La questione politica che si palesa in modo esemplare in Valle, con la TAV, e che TEMPI – ma così fan tutti (i media)!  –  in questo articolo recente

http://www.tempi.it/come-si-vota-in-val-di-susa-dove-ci-si-divide-ormai-solo-su-due-fronti-no-tav-contro-si-tav#comment-523851

riferisce come molto ingarbugliata, è, in realtà, di una semplicità elementare.

Da una parte c’è lo strapotente, almeno per ora, keynesismo. Quello, diametralmente opposto alla Dottrina sociale, appassionatamente sponsorizzato anche dal settimanale diretto da Luigi Amicone. Vale a dire, “crescita” e “sviluppo” drogati e fasulli. Basati, come una bomba a orologeria che farà deflagrare le casse erariali, sulla “istituzionalizzazione dello spreco della spesa pubblica” (Luigi Sturzo dixit). Tipo grandi opere inutilissime, fra le quali alla TAV Torino-Lione spetta un menzione speciale sul Guinness dei primati.

La TAV Torino-Lione non c’entra assolutamente nulla con il buon funzionamento dei trasporti. E’ solo un grosso favore che lo Stato, nelle sue varie articolazioni istituzionali, vuol fare a chi la scaverebbe, rigorosamente con i soldi del contribuente. Italiano o europeo che sia.

imagesL’opera grande porterebbe anche un po’ di lavoro parassitario, certo, ma nemmeno più di tanto. Comunque temporaneo e al prezzo di mandare ancora più velocemente in bancarotta lo Stato. Perché si tratta di opere capital-intensive, non work-intensive: cioè, molto costose, ma che portano poco lavoro, per via dei processi di scavo realizzati tramite enormi frese, assistite da relativamente poco personale. E comunque, si è detto nel caso della Torino-Lione (ma anche il c.d. “Terzo valico”, o la TAV sotto Firenze), sono opere inutili, anzi controproducenti.

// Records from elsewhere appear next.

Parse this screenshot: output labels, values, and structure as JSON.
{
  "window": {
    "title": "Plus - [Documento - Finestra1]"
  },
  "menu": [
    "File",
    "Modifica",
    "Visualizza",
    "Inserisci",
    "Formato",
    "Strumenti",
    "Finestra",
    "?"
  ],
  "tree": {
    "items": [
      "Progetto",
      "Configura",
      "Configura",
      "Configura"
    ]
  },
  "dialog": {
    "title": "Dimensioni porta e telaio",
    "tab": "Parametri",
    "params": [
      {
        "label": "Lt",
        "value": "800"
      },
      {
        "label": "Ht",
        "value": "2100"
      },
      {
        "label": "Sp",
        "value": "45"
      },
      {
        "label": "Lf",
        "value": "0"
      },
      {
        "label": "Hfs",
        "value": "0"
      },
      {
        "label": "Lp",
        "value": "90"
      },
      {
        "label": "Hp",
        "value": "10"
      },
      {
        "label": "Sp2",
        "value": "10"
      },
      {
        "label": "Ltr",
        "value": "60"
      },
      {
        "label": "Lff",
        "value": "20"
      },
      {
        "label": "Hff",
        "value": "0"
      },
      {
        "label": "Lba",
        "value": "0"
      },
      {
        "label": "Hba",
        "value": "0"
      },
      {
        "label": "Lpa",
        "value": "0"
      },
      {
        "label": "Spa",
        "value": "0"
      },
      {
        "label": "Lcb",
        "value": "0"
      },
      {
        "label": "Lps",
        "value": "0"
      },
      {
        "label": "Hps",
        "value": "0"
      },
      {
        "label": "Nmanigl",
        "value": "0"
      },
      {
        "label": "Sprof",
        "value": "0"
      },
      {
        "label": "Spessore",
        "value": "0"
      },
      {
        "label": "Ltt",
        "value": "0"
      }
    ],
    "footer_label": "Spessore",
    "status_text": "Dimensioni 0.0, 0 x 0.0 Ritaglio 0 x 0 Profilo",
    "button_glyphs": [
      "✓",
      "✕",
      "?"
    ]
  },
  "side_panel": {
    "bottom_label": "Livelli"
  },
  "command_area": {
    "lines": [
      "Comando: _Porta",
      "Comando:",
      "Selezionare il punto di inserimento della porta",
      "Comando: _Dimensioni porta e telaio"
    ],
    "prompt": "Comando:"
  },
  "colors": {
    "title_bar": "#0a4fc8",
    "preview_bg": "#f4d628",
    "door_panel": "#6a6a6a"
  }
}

Tutto ciò si è ben visto nella nuova tratta appenninica TAV Firenze Bologna, per la quale si è fatto il bel guadagno operativo di ben UN MINUTO di tempo risparmiato, rispetto alla precedente percorrenza sulla Direttissima storica Firenze-Prato-Bologna, che al momento è rimasta… quasi vuota di traffico. Il meccanismo del minuto lo spiega l’ingegnere ferroviario Ivan Beltramba, in questo articolo su  Leoni blog:

http://www.leoniblog.it/2011/10/24/abbiamo-risparmiato-un-minuto-%E2%80%93-ivan-beltramba/

…E come funzionerebbe, in dettaglio, questo keynesismo, direte voi?... Qui avete una sintesi, e avete pure un accenno al rimedio – sussidiarietà e partecipazione popolare alla gestione del lavoro e della società – secondo la lezione di quel grande intellettuale del ‘900 che è stato Pier Luigi Zampetti:

https://lafilosofiadellatav.wordpress.com/fiatpomigliano-darcomelfi-come-mettere-a-frutto-la-lezione-di-pier-luigi-zampetti-per-risolvere-il-conflitto-tra-capitale-e-lavoro/

In Valle, chi si oppone alla cattivissima politica keynesiana, logicamente respinge, prima ancora della TAV, la “filosofia della TAV”, cioè il sistema di pensiero che sottende l’opera grandeBeninteso, qui mi riferisco ad una opposizione politica pacifica, adulta e responsabile. Gente che si fa guardare in faccia a viso aperto e scoperto. Non facinorosi e pericolosi provocatori, di varia estrazione e… talvolta ignota provenienza.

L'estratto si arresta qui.